Background: Transabdominal gastroplasty for shortened esophagus at the time of fundoplication results in a segment of aperistaltic, acid-secreting neoesophagus above the fundoplication. We hypothesized that transabdominal gastroplasty impairs quality of life (QOL).
Methods: This was a matched paired analysis with retrospective chart review and follow-up questionnaire of 116 patients undergoing transabdominal fundoplication with gastroplasty with 116 matched controls undergoing transabdominal fundoplication alone from January 1997 to June 2005. Medical Outcomes Study Short-Form 36-Item Health Survey (SF-36) and Quality Of Life in Reflux And Dyspepsia (QOLRAD) instruments were used to measure overall and reflux-related QOL. Overall response rate was 75%; including 65 matched pairs used for long-term follow-up and QOL analysis.

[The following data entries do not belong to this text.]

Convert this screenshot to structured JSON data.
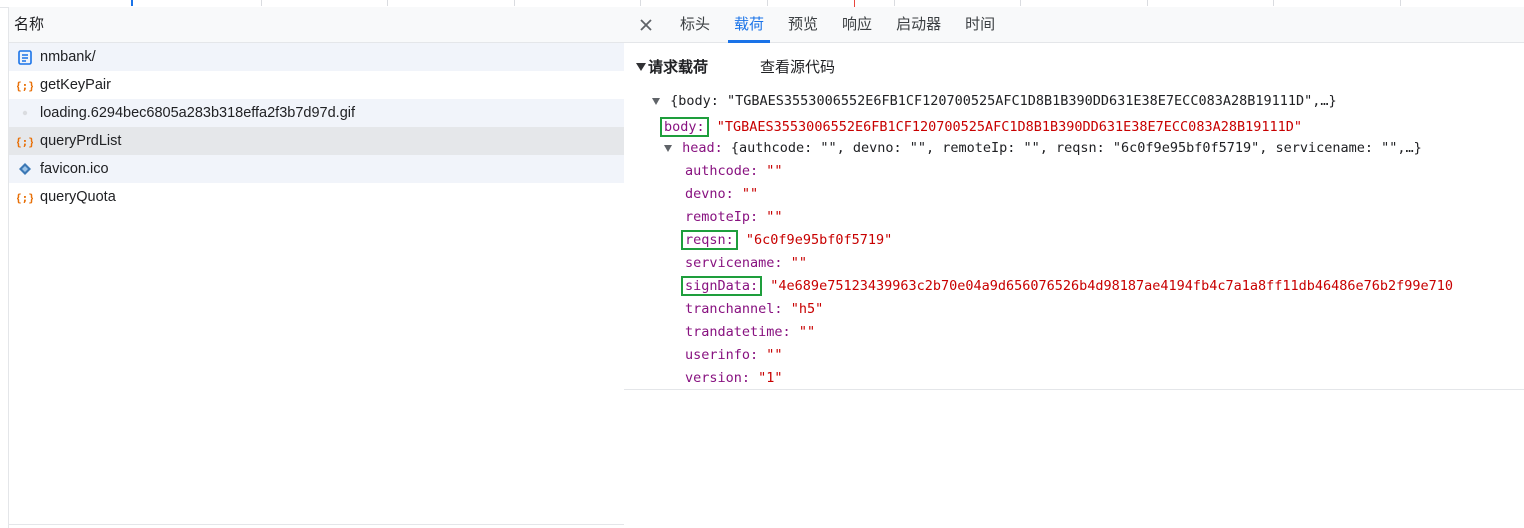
{
  "requests_panel": {
    "header": "名称",
    "items": [
      {
        "name": "nmbank/",
        "icon": "document-icon",
        "state": "alt"
      },
      {
        "name": "getKeyPair",
        "icon": "fetch-icon",
        "state": "plain"
      },
      {
        "name": "loading.6294bec6805a283b318effa2f3b7d97d.gif",
        "icon": "image-icon",
        "state": "alt"
      },
      {
        "name": "queryPrdList",
        "icon": "fetch-icon",
        "state": "selected"
      },
      {
        "name": "favicon.ico",
        "icon": "favicon-icon",
        "state": "alt"
      },
      {
        "name": "queryQuota",
        "icon": "fetch-icon",
        "state": "plain"
      }
    ]
  },
  "detail": {
    "close_icon": "close-icon",
    "tabs": [
      "标头",
      "载荷",
      "预览",
      "响应",
      "启动器",
      "时间"
    ],
    "active_tab": "载荷",
    "payload": {
      "section_title": "请求载荷",
      "view_source": "查看源代码",
      "summary": "{body: \"TGBAES3553006552E6FB1CF120700525AFC1D8B1B390DD631E38E7ECC083A28B19111D\",…}",
      "body_key": "body:",
      "body_value": "\"TGBAES3553006552E6FB1CF120700525AFC1D8B1B390DD631E38E7ECC083A28B19111D\"",
      "head_key": "head:",
      "head_summary": "{authcode: \"\", devno: \"\", remoteIp: \"\", reqsn: \"6c0f9e95bf0f5719\", servicename: \"\",…}",
      "fields": [
        {
          "key": "authcode:",
          "value": "\"\"",
          "highlight": false
        },
        {
          "key": "devno:",
          "value": "\"\"",
          "highlight": false
        },
        {
          "key": "remoteIp:",
          "value": "\"\"",
          "highlight": false
        },
        {
          "key": "reqsn:",
          "value": "\"6c0f9e95bf0f5719\"",
          "highlight": true
        },
        {
          "key": "servicename:",
          "value": "\"\"",
          "highlight": false
        },
        {
          "key": "signData:",
          "value": "\"4e689e75123439963c2b70e04a9d656076526b4d98187ae4194fb4c7a1a8ff11db46486e76b2f99e710",
          "highlight": true
        },
        {
          "key": "tranchannel:",
          "value": "\"h5\"",
          "highlight": false
        },
        {
          "key": "trandatetime:",
          "value": "\"\"",
          "highlight": false
        },
        {
          "key": "userinfo:",
          "value": "\"\"",
          "highlight": false
        },
        {
          "key": "version:",
          "value": "\"1\"",
          "highlight": false
        }
      ]
    }
  },
  "colors": {
    "accent": "#1a73e8",
    "highlight_box": "#1e9e3c",
    "key": "#881280",
    "string": "#c80000"
  }
}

Results: Groups were similar in age, sex, duration of hospitalization, and complications (p > 0.05). Gastroplasty patients had larger hiatal hernias and were more likely to have undergone a previous fundoplication (p < 0.01). No perioperative deaths or major morbidity occurred in 18% of both groups. Survey respondents were older than nonrespondents (p < 0.01). Complications did not impact response rates (p = 0.11). Median follow-up was 14 months in the gastroplasty group and 17 months in controls (p = 0.02). The groups had similar scores on the SF-36 and QOLRAD (p > 0.05) and similar overall frequency of patient satisfaction, perceived health status, and self-reported symptoms of reflux, dysphagia, bloating, diarrhea, and excessive flatus (p > 0.05). Control patients were more likely to require rehospitalization or reinterventions (p = 0.04).
Conclusions: Transabdominal gastroplasty and fundoplication for shortened esophagus is safe and results in similar overall and reflux-related QOL compared with fundoplication alone.